Recipe By: Chef Roy Yamaguchi Roy's Fish & Seafood: Recipes from the Pacific Rim
  • PrepN/A |
  • TotalN/A |
  • Serves4-6


    • 2 quart unsweetend coconut milk
    • 1/2 cup palm sugar
    • 3 stalks lemon grass; peeled, chopped
    • 1/4 cup fish sauce
    • 1/2 tablespoon garlic; minced
    • 1/2 tablespoon ginger; minced
    • 1/2 cup fresh basil
    • 1 1/2 lb jumbo shrimp; (or Hawaiian -prawns)
    • 4 tablespoons peanut oil
    • 1- 2 tablespoon red curry paste
    • 1 salt and freshly ground pepper
  • Garnish:
    • 24 Hawaiian red chiles or Thai chiles


Place the coconut milk, palm sugar, lemon grass, fish sauce, garlic, ginger, and basil in a large stockpot, and bring to a boil. Lower the heat to a simmer and reduce the liquid by about one-quarter.

Remove the heads and shells of the prawns or shrimp; reserving all parts. Heat 2 tablespoons of the peanut oil in a saute pan, and saute the heads and shells until slightly browned. Add to the soup together with the curry paste, and continue to simmer until the soup thickens, about 15 minutes.
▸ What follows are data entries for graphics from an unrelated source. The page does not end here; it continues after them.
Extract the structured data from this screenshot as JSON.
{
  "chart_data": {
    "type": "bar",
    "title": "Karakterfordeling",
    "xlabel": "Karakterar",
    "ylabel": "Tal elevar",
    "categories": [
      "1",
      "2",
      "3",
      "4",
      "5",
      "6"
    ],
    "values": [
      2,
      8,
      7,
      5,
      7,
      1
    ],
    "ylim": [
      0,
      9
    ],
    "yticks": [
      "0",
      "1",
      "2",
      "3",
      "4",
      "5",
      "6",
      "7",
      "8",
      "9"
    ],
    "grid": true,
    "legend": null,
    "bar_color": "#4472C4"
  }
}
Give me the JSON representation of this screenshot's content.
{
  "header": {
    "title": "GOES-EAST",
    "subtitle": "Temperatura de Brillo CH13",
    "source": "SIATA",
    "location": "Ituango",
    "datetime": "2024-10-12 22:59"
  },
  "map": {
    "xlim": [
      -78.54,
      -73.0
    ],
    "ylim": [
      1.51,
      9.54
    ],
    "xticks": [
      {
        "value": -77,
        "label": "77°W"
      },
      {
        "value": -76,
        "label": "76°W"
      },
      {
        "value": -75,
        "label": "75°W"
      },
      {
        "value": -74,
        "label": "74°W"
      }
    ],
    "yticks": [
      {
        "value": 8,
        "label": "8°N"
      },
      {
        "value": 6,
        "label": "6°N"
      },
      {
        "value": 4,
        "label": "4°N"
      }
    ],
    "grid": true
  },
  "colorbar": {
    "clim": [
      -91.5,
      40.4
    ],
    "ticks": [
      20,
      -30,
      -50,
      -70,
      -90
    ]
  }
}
Strain the soup, discarding the solids, and keep warm.

Lightly season the prawns or shrimp with salt and pepper. Heat the remaining 2 tablespoons of peanut oil in the saute pan, and saute the prawns or shrimp for 30 seconds on each side over medium high heat, or until done.

To serve, divide the prawns between the soup bowls and ladle in the soup. Arrange the chilies in a pin wheel design to garnish each serving. Serves 4-6.

* Roy recommends using Mae Ploy brand Matsaman curry paste.